Decided July 1, 1981.

   This case had already been overturned when I started this website, but I'm including it because it's referred to so often in other cases that I've added, so I thought it'd be worth reading.

   An officer stopped a car for speeding, found that none of the four occupants owned the car, and smelled burnt marijuana from inside the car.  He noticed an envelope in the car that said "supergold," which he associated with marijuana (different world in the 80's huh?).  He ordered all four occupants out of the car and arrested them for possession of marijuana.

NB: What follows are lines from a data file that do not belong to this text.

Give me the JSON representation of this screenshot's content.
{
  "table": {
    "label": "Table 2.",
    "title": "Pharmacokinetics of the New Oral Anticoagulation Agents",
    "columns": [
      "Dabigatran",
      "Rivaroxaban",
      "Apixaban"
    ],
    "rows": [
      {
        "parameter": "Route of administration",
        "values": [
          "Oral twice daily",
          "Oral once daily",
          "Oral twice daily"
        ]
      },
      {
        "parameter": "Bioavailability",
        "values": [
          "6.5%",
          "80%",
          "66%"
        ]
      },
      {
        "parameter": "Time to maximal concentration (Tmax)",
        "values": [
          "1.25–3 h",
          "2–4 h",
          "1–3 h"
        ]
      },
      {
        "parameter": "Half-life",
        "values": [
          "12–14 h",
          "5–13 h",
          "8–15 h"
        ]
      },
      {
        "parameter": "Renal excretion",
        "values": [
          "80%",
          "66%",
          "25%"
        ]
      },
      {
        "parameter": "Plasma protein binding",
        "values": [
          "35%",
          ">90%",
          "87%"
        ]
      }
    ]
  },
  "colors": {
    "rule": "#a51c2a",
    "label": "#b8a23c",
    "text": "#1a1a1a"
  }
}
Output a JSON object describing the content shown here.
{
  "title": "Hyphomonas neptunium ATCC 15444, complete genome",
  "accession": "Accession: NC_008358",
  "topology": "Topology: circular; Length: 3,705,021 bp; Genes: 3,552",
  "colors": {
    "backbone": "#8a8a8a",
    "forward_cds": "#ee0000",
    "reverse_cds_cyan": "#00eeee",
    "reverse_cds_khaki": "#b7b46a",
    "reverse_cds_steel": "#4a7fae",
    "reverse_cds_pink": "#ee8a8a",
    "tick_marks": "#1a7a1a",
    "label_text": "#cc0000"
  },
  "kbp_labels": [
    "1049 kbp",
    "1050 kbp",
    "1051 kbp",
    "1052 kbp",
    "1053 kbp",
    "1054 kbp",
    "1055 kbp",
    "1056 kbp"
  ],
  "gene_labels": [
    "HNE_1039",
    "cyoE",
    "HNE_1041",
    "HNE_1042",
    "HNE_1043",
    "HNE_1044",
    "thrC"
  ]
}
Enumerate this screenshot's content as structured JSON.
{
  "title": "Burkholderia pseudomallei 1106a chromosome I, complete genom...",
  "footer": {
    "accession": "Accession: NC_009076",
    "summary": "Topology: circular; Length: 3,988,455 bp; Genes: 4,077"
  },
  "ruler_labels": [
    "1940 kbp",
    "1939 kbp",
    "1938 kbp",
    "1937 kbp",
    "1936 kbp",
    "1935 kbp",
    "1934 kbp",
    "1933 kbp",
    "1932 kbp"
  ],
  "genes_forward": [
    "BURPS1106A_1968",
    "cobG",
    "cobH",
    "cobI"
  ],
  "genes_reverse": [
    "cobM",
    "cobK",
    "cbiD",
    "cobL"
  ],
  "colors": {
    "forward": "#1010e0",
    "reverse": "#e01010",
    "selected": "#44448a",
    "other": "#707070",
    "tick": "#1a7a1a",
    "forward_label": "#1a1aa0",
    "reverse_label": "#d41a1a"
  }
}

   He searched the car incident to arrest, found that the envelope did in fact contain marijuana, and found a jacket belonging to Belton (one of the passengers), which had cocaine in the pocket.  He took all four occupants to jail.  Belton took a plea bargain after the court refused to suppress the cocaine, but he reserved the right to appeal that judgment.  And appeal he did.

   So here's where it really gets funny.  Before ruling that an officer could search the entire passenger compartment after the arrest of a recent occupant of the car (holding that the passenger compartment was under the control of any given occupant), this is what they said: "Fourth Amendment doctrine, given force and effect by the exclusionary rule, is primarily intended to regulate the police in their day-to-day activities and thus ought to be expressed in terms that are readily applicable by the police in the context of the law enforcement activities in which they are necessarily engaged. A highly sophisticated set of rules, qualified by all sorts of ifs, ands, and buts and requiring the drawing of subtle nuances and hairline distinctions, may be the sort of heady stuff upon which the facile minds of lawyers and judges eagerly feed, but they may be `literally impossible of application by the officer in the field....[a] single familiar standard is essential to guide police officers, who have only limited time and expertise to reflect on and balance the social and individual interests involved in the specific circumstances they confront." (emphasis added)

   In other words, we had the Belton bright-line rule because the Supreme Court of the early 80's figured that cops were too dumb to deal with anything more complicated!  Now, I'm all about keeping things as simple as possible (even though that often isn't very simple at all), but this just made me laugh.

   It seems that court has stepped up its expectations of public servants somewhat.